Caitlin Kirby is a postdoctoral researcher at the University of Nebraska Lincoln. She studies undergraduates’ decision making and development of scientific literacy in the context of socioscientific issues.
When I think about changes that could improve academia for women, everything that comes to mind would improve academia for everyone! I’d like to see changes in the structure of graduate training programs. For example, graduate students having multiple mentors rather than one advisor, setting clear expectations for reasonable working hours, and every student to come in with a clear funding plan so they know what additional work or funding opportunities they need to do.

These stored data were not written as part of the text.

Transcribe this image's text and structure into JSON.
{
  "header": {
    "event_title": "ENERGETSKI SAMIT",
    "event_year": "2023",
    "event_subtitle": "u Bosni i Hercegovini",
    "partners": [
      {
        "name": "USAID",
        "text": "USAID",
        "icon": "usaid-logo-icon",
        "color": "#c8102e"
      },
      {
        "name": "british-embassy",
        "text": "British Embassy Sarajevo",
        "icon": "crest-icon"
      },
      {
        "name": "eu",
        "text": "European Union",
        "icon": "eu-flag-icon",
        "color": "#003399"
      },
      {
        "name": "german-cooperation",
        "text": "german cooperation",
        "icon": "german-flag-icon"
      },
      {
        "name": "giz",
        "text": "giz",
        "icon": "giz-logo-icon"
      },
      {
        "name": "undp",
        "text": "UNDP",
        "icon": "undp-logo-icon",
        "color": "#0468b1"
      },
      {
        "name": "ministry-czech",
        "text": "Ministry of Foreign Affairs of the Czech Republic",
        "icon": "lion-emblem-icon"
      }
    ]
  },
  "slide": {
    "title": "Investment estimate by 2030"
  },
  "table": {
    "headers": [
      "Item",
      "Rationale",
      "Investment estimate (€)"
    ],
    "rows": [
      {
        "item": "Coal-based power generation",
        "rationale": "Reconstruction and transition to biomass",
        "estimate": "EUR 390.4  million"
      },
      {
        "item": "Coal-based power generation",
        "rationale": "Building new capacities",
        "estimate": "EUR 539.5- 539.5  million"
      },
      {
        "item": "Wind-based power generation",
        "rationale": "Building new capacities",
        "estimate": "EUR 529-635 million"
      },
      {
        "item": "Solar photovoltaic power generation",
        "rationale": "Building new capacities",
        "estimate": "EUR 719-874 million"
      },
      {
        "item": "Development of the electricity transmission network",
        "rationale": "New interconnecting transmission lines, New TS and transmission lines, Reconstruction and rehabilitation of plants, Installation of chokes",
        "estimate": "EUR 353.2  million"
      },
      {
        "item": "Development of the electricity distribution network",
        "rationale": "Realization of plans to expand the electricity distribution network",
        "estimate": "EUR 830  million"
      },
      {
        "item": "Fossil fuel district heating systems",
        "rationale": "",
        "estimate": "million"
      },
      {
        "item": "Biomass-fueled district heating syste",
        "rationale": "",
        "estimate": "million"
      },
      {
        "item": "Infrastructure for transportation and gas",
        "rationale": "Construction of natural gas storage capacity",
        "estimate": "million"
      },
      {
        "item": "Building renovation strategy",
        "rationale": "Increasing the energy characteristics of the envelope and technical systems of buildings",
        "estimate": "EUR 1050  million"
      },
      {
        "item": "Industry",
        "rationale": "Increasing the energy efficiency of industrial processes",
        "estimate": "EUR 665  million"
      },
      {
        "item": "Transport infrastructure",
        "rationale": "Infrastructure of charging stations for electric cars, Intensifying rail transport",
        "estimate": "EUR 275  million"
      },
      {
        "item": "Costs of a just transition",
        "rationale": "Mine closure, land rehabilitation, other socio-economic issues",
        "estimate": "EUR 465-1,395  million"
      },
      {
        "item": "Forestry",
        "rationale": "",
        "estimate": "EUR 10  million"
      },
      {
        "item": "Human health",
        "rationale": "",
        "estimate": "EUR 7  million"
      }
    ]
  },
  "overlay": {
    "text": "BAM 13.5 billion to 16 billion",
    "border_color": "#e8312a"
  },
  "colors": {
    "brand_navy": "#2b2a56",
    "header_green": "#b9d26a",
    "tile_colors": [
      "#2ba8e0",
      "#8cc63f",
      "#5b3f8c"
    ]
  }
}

Shruti Turner is a PhD Researcher in Biomedical Engineering at Imperial College London. She is passionate about using her engineering and programming skills to improve quality of life. She is working with individuals with amputation(s) and clinicians to develop a biofeedback tool to assess prosthetic socket fit to prevent further injury and improve comfort. Shruti is also a keen public engagement and science communication advocate.
I don't think achieving goals in academia is easy for anyone, however, I definitely do agree that there are more barriers for women due to conscious and unconscious bias and work practices that do not favour those with caring and unpaid work responsibilities...which the majority of the time fall to women rather than men. The expectation to work above and beyond contracted hours/workloads to be considered for opportunities is a key one that comes to mind. Also, there is a MASSIVE difference between how the different genders are reviewed by students on their teaching, these evaluations are used in many instances for performance measurement.
I could go on, but someone who does it much more eloquently than me and with data to back it up is Caroline Criado Perez, the author of the book "Invisible Women: Exposing Data Bias in a World Designed for Men". It's a really interesting book that allows you to see the world through a slightly different lens. She covers many topics including transport and medicine, but there is also a chapter on academia. Would recommend this book to anyone and everyone, my husband has read this book and it has shown him things that he never thought to consider about the world around him.
Thank you to each one of you for sharing your thoughts with Editage Insights!